Fluids and Early Vasopressors in the Management of Septic Shock: Do We Have the Right Answers Yet?

作者信息

Carlos Sanchez E, Pinsky Michael R, Sinha Sharmili, Mishra Rajesh Chandra, Lopa Ahsina Jahan, Chatterjee Ranajit

机构信息

Department of Critical Care Medicine, King Salman Hospital, Riyadh, Saudi Arabia.

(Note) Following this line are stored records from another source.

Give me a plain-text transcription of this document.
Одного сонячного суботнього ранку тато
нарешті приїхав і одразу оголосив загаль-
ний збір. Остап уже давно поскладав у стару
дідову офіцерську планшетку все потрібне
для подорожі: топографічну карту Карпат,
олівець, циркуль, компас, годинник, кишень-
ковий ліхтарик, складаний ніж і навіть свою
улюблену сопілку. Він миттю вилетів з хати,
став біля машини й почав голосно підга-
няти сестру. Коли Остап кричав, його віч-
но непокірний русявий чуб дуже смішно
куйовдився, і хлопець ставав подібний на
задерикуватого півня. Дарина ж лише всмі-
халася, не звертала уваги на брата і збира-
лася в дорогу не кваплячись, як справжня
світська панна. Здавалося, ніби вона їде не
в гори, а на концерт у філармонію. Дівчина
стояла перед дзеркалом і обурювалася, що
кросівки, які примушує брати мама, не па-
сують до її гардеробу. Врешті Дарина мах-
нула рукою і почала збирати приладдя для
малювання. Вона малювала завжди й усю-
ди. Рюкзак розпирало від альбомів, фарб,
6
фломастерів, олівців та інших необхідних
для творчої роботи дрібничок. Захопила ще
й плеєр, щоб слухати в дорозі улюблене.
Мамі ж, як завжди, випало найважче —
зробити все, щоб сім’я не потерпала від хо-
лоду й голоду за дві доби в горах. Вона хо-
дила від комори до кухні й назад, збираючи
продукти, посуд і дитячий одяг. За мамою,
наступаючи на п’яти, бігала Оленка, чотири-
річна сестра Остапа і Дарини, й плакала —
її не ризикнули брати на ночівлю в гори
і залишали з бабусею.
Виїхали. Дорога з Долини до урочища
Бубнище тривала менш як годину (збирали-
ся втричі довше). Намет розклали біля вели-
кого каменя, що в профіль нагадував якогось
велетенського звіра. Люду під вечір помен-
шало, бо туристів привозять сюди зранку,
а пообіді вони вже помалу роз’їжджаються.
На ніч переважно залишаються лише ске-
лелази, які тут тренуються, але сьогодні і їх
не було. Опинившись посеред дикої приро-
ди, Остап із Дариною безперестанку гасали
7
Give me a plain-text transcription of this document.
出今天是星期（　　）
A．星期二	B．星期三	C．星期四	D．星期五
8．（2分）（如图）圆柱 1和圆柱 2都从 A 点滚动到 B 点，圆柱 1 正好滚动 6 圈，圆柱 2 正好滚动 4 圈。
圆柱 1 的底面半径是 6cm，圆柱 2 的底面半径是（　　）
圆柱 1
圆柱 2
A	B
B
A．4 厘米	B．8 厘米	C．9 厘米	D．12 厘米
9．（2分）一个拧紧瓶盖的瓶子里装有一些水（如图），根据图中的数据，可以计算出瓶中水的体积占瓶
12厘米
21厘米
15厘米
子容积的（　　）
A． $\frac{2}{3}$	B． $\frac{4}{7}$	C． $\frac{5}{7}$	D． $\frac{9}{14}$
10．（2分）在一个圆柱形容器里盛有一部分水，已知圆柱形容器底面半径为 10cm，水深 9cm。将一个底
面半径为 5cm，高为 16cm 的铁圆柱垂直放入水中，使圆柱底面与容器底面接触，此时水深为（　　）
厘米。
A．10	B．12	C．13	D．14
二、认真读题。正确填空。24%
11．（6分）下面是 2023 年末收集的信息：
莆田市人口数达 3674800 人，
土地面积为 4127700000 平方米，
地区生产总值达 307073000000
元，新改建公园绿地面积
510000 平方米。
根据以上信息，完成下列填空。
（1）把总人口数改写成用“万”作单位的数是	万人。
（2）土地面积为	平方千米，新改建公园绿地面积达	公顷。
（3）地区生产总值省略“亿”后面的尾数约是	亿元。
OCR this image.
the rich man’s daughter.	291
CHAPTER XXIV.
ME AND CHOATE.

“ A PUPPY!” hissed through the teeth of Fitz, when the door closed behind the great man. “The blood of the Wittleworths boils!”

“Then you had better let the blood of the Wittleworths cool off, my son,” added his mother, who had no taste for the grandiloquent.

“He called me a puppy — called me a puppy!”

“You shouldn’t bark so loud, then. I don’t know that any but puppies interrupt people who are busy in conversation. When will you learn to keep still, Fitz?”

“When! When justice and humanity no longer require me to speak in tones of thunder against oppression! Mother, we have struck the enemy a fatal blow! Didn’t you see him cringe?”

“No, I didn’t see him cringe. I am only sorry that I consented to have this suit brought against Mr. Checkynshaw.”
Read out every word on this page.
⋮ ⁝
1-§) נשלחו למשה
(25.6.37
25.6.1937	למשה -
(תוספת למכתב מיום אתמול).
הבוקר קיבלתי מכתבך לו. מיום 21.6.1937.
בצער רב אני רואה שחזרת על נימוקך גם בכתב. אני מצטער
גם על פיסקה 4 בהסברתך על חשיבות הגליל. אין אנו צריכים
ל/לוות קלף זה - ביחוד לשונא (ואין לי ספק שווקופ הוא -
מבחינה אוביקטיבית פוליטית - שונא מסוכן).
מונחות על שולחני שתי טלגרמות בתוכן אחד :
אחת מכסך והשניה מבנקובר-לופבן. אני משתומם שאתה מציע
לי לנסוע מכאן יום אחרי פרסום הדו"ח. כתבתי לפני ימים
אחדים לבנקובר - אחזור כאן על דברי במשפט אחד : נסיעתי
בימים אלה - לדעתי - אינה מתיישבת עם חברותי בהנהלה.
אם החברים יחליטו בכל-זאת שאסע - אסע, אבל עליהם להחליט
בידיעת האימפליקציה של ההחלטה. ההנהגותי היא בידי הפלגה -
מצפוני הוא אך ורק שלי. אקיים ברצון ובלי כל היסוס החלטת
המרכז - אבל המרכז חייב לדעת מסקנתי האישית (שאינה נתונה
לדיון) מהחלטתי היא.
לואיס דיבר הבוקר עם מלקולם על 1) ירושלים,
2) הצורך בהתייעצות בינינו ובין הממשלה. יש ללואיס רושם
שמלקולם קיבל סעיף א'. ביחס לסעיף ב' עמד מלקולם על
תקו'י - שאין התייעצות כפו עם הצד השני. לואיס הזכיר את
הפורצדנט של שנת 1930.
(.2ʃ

Department of Critical Care Medicine, University of Pittsburgh School of Medicine, Pittsburgh, PA, USA.

出版信息

J Crit Care Med (Targu Mures). 2023 Jul 31;9(3):138-147. doi: 10.2478/jccm-2023-0022. eCollection 2023 Jul.

Abstract

Septic shock is a common condition associated with hypotension and organ dysfunction. It is associated with high mortality rates of up to 60% despite the best recommended resuscitation strategies in international guidelines. Patients with septic shock generally have a Mean Arterial Pressure below 65 mmHg and hypotension is the most important determinant of mortality among this group of patients. The extent and duration of hypotension are important. The two initial options that we have are 1) administration of intravenous (IV) fluids and 2) vasopressors, The current recommendation of the Surviving Sepsis Campaign guidelines to administer 30 ml/kg fluid cannot be applied to all patients. Complications of fluid over-resuscitation further delay organ recovery, prolong ICU and hospital length of stay, and increase mortality. The only reason for administering intravenous fluids in a patient with circulatory shock is to increase the mean systemic filling pressure in a patient who is volume-responsive, such that cardiac output also increases. The use of vasopressors seems to be a more appropriate strategy, the very early administration of vasopressors, preferably during the first hour after diagnosis of septic shock, may have a multimodal action and potential advantages, leading to lower morbidity and mortality in the management of septic patients. Vasopressor therapy should be initiated as soon as possible in patients with septic shock.

摘要

感染性休克是一种与低血压和器官功能障碍相关的常见病症。尽管国际指南推荐了最佳的复苏策略,但它的死亡率仍高达60%。感染性休克患者的平均动脉压通常低于65 mmHg,低血压是这类患者死亡率的最重要决定因素。低血压的程度和持续时间很重要。我们最初的两种选择是:1)静脉输液;2)血管升压药。脓毒症存活策略指南中目前推荐的给予30 ml/kg液体的方法并不适用于所有患者。液体过度复苏的并发症会进一步延迟器官恢复,延长重症监护病房(ICU)和住院时间,并增加死亡率。在循环性休克患者中静脉输液的唯一目的是增加对容量有反应的患者的平均体循环充盈压,从而使心输出量也增加。使用血管升压药似乎是一种更合适的策略,尽早使用血管升压药,最好是在诊断感染性休克后的第一小时内使用,可能具有多模式作用和潜在优势,从而降低脓毒症患者管理中的发病率和死亡率。对于感染性休克患者,应尽快开始血管升压药治疗。